Use this MySQL statement to list all of the collation character sets. This is related to SHOW CHARACTER SET in that collation is the ordering (i.e., alphabetizing) of the characters of the character set.


Below is the syntax for this command. Text within square brackets (i.e, [ and ] ) are optional. Choices are separated by bars (i.e, | ). Ellipses preceded by a comma indicates a repeating pattern. Ellipses before or after syntax are used to highlight a relevant except from the larger syntax. Text displayed in italic letters represent text that should be replaced with the specific names related to the database (e.g., column with the name of the column).

SHOW COLLATION [LIKE 'pattern'| WHERE expression]

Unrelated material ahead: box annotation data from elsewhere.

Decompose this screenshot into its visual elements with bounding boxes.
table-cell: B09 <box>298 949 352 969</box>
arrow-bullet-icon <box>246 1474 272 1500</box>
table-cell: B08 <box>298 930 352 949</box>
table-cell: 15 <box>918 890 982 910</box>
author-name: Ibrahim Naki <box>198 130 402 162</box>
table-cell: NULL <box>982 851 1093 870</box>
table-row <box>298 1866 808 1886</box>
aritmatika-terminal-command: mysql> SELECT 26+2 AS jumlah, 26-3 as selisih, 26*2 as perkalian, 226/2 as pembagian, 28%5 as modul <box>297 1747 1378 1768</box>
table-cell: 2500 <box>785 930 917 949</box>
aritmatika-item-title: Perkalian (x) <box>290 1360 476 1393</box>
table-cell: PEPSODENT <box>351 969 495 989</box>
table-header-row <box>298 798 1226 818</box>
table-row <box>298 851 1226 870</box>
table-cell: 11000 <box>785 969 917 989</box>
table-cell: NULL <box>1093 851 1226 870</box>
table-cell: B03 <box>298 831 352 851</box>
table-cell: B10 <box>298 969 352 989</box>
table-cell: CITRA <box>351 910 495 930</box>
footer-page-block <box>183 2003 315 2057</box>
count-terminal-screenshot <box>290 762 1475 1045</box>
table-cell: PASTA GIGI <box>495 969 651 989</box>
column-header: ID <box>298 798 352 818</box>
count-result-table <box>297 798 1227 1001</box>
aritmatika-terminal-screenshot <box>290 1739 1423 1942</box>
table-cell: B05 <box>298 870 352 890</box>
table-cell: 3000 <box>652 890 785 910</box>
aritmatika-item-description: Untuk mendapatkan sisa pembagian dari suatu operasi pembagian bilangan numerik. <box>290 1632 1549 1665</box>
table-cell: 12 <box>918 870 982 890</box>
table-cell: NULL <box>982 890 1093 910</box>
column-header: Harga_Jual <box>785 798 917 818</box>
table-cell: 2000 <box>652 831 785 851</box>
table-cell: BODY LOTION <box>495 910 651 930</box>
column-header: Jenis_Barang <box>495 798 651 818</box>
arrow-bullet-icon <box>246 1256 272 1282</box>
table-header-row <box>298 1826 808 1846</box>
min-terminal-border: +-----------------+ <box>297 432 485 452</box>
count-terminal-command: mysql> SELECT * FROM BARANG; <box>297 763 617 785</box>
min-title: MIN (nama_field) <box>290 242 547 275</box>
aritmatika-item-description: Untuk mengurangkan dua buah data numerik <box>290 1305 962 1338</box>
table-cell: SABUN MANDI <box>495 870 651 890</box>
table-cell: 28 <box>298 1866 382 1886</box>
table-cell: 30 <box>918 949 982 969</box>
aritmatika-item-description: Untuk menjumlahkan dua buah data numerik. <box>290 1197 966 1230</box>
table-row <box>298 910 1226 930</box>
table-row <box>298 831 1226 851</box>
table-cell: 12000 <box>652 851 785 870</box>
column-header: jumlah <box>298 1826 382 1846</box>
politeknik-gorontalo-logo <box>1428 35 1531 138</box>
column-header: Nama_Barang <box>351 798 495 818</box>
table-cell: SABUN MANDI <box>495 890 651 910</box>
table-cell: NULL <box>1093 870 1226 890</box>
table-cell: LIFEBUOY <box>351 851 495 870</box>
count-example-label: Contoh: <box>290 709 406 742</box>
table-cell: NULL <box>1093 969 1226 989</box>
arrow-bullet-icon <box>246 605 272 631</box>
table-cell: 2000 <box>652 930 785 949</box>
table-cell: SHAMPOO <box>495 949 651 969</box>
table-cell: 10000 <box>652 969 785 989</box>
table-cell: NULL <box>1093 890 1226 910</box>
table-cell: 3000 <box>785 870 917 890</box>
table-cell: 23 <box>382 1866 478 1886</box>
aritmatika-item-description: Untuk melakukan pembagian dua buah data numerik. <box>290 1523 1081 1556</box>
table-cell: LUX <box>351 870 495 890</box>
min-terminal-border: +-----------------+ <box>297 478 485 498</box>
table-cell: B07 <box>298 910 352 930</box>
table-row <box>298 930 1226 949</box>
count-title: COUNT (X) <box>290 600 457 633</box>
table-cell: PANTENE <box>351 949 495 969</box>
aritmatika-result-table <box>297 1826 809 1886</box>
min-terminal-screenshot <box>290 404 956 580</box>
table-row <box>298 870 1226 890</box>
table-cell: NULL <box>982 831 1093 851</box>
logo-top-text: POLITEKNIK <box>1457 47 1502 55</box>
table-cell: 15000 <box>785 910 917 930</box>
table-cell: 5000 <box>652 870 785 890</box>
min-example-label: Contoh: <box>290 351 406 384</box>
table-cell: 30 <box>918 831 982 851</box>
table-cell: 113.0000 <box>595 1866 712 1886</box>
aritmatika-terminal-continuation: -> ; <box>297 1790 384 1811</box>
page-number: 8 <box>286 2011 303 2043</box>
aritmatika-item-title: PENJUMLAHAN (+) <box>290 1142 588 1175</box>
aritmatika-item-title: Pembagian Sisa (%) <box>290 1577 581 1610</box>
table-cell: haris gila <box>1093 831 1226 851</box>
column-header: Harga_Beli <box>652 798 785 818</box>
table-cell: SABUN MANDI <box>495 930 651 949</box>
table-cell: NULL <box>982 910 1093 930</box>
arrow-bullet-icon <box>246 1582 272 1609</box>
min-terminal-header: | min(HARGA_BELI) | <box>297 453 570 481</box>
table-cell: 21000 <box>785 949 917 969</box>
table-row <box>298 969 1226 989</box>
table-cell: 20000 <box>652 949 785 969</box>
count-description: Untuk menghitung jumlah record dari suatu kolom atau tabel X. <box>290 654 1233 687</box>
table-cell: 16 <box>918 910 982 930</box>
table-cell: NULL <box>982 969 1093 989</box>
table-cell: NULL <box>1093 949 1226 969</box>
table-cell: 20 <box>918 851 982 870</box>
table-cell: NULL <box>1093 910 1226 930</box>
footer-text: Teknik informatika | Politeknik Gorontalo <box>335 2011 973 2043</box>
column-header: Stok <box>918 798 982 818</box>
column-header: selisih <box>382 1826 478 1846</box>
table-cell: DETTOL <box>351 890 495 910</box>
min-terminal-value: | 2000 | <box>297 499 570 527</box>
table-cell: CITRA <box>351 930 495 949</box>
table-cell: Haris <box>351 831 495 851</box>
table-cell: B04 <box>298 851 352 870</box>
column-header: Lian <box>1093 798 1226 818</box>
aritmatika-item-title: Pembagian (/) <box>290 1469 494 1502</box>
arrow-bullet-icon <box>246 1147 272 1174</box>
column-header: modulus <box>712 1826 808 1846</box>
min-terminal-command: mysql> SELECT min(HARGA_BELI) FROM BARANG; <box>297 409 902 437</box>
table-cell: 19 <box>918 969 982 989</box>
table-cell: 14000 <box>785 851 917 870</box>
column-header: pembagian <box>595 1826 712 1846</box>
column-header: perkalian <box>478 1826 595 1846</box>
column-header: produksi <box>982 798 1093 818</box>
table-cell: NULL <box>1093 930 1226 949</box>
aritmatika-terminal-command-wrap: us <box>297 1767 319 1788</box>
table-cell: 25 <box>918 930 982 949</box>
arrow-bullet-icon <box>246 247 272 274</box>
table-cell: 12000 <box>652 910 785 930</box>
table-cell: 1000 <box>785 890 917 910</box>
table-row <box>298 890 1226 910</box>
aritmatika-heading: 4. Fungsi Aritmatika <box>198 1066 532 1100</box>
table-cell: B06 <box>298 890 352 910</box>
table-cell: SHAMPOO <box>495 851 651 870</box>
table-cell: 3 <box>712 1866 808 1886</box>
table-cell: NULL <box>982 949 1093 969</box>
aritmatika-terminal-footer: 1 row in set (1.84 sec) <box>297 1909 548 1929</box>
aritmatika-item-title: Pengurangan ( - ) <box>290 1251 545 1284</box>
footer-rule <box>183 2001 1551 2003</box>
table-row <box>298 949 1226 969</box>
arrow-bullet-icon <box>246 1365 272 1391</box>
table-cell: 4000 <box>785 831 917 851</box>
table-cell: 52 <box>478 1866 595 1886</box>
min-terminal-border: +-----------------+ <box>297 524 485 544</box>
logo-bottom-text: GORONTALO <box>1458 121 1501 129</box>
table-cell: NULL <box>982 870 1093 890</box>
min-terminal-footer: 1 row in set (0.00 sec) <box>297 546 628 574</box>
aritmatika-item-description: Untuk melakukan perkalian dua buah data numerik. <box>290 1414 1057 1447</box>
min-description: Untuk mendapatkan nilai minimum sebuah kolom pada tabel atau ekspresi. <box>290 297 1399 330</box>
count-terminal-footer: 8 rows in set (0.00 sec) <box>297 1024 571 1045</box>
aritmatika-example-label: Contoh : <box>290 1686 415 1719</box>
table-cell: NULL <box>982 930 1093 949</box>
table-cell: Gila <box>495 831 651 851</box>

Use this statement to list all of the collation character sets. You can use the LIKE clause and the wildcard characters (i.e., % and _) to list character sets based on a naming pattern. Or you may use the WHERE clause to refine the results set. This statement is available as of version 4.1 of MySQL.



| Collation        | Charset | Id | Default | Compiled | Sortlen |
| greek_general_ci | greek   | 25 | Yes     | Yes      |       1 | 
| greek_bin        | greek   | 70 |         | Yes      |       1 | 

In this example, character sets that contain the letters greek in their name are listed. These are Greek character sets. Under the Charset column is shown the character set for which the collation relates. Both are for the greek character set. Using the SHOW CHARACTER SET below we can see information on this character set. Looking at the Default above (and the Default collation below), we can see that greek_general_ci is the default collation for the character set greek. This is indicated with the Yes value above. The field Compiled in the results above indicate that the character set was compiled in the MySQL server. The field Sortlen indicates the bytes needed when collating data.